While Skloot’s book is an excellent example of science writing, it isn’t purely one genre, either. Interestingly, the reviews included in my copy of the book also support this claim. Some deem the book “medical journalism,” “investigative journalism,” “biography,” “historical biography,” “narrative nonfiction,” or even—plainly—“nonfiction.” The generic hybridity of and difficulty with which readers have classified The Immortal Life of Henrietta Lacks will provide a great platform for students to tackle an important, over-arching inquiry question for our course: What exactly is creative non-fiction? What commonalities are shared by sub-genres in this field, and what elements might set sub-genres apart from one another?
The mix of genres in the book could help us consider craft issues, as well. In mixing genres, Skloot juxtaposes vastly disparate discussions. How does she maintain narrative unity and help the reader understand how all of the vignettes are linked? Furthermore, does Skloot narrate this story of discovery and reverberation chronologically? If she moves back and forth along the chronological timeline, how does she keep the reader oriented?
Although students will attend to craft issues while reading The Immortal Life of Henrietta Lacks, they won’t try their hand at science writing, given the nature of the course and the fact it enrolls students of all academic majors. However, students will complete exercises associated with the craft issues we study so that they can apply their skills to other genres. Thus, students will craft metaphors of various lengths. How does one explain a thing (and in this case, not necessarily a “science” thing) by describing it as something else?
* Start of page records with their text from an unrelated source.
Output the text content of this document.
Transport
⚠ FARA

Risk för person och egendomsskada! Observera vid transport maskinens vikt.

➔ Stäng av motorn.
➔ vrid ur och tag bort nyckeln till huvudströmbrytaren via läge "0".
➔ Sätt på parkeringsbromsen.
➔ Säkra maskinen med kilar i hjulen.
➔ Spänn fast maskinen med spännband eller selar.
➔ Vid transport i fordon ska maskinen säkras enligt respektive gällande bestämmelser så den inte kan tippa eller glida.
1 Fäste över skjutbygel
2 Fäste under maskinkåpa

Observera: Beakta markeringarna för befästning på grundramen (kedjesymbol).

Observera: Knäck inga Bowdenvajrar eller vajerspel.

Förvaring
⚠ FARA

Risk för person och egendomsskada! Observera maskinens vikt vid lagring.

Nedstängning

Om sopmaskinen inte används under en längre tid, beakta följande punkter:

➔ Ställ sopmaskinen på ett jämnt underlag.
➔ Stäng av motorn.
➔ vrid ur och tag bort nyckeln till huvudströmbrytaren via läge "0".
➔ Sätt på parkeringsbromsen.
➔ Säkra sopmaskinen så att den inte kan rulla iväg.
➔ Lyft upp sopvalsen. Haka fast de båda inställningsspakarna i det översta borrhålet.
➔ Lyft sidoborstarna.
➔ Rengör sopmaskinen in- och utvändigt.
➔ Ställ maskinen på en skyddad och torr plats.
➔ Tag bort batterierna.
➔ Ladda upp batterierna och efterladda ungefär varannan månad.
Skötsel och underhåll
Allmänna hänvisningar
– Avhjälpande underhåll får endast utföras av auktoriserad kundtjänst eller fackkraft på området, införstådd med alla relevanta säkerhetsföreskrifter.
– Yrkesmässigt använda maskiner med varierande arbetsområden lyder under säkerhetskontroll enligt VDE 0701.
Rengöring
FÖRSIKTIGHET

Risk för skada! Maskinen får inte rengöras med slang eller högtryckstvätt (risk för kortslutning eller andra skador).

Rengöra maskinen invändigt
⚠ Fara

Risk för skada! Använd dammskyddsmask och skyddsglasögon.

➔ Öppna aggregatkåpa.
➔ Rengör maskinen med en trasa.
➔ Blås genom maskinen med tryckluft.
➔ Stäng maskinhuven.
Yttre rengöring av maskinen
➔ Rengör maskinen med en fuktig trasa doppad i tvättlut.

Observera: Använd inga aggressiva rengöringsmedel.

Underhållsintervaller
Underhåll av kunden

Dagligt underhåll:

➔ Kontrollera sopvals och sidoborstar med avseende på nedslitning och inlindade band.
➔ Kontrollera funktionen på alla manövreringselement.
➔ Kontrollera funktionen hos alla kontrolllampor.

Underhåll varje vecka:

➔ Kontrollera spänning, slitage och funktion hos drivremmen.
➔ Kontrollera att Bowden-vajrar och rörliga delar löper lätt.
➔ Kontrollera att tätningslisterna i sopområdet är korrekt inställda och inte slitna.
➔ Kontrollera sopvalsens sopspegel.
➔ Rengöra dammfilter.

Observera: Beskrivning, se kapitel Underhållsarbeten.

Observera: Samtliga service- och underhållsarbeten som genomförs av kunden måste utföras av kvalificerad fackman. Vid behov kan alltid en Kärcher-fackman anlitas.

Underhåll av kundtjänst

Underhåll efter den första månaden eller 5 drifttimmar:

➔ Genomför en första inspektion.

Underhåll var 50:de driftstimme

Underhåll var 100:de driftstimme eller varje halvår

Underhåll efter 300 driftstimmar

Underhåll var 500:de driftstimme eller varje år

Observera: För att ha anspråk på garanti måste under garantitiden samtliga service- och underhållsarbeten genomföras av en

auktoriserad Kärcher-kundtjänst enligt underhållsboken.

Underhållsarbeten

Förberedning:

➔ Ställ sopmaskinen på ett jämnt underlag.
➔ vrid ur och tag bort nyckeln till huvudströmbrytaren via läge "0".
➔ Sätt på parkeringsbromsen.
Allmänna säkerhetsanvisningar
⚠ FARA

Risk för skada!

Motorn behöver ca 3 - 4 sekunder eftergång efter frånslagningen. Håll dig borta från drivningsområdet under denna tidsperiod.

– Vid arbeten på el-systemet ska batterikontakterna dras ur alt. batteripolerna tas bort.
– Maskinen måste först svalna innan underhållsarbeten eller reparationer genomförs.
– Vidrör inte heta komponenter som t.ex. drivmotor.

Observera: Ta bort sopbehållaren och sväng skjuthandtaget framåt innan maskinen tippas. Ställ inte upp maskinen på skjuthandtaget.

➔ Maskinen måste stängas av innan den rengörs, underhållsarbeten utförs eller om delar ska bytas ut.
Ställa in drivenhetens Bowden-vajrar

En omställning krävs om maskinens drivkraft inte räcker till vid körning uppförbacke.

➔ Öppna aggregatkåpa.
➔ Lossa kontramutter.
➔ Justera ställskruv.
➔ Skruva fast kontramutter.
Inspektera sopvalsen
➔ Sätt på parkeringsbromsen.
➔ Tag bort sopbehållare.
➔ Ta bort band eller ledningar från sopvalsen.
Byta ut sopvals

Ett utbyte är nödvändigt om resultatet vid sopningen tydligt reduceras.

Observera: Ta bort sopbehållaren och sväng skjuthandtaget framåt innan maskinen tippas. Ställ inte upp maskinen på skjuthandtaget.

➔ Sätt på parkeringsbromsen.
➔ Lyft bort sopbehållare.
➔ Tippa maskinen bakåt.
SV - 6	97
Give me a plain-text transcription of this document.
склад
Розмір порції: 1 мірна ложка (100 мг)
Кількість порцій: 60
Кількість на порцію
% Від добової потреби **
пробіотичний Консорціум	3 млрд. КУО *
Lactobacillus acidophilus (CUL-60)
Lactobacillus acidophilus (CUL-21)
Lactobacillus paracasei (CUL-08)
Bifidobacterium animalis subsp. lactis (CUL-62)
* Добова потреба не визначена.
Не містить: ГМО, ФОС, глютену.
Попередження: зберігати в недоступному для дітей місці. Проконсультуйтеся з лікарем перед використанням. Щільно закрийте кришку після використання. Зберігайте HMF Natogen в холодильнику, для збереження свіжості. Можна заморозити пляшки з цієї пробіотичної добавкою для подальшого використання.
Another craft issue we’ll discuss involves the point at which the author and his or her act of writing becomes part of the story. Indeed, Henrietta’s story opens the first few chapters of The Immortal Life of Henrietta Lacks. However, the author’s first time hearing about HeLa initiates the book, as it is a large part of the prologue. In fact, Skloot’s role in the stories of Henrietta, the Lacks family, and HeLa continually reasserts itself throughout the book.
When planning a course—even a composition or creative writing course—I try to think about issues and questions that are central to students’ lives. Today’s students often are intrigued by the concept of agency, or the ability to control our own destinies, and more concretely, our own bodies. The notion that we—even as Americans living in a purported democracy—might be constrained by factors beyond our control is unfamiliar and unfathomable to many students. Skloot writes extensively about patient’s rights, informed consent, and ownership of biological materials in the latter half of her book. These discussion essentially ask us to consider: At what point do we as a society (or must we) place less emphasis on individual agency and patients’ rights for the greater good? And for that matter, how do we even define “the greater good”?
The Immortal Life of Henrietta Lacks addresses race and its influence on access to medical care, patient rights, and informed consent. This narrative angle is likely to generate meaningful, significant dialogue as well. Indeed, consider that Henrietta and her family’s story, at least as it is narrated by Skloot, addresses the legacy of segregation. The book bears witness to the ways that long-standing structural inequalities continue to shape access to not only health care, but also living and working conditions, which themselves are linked to matters of health.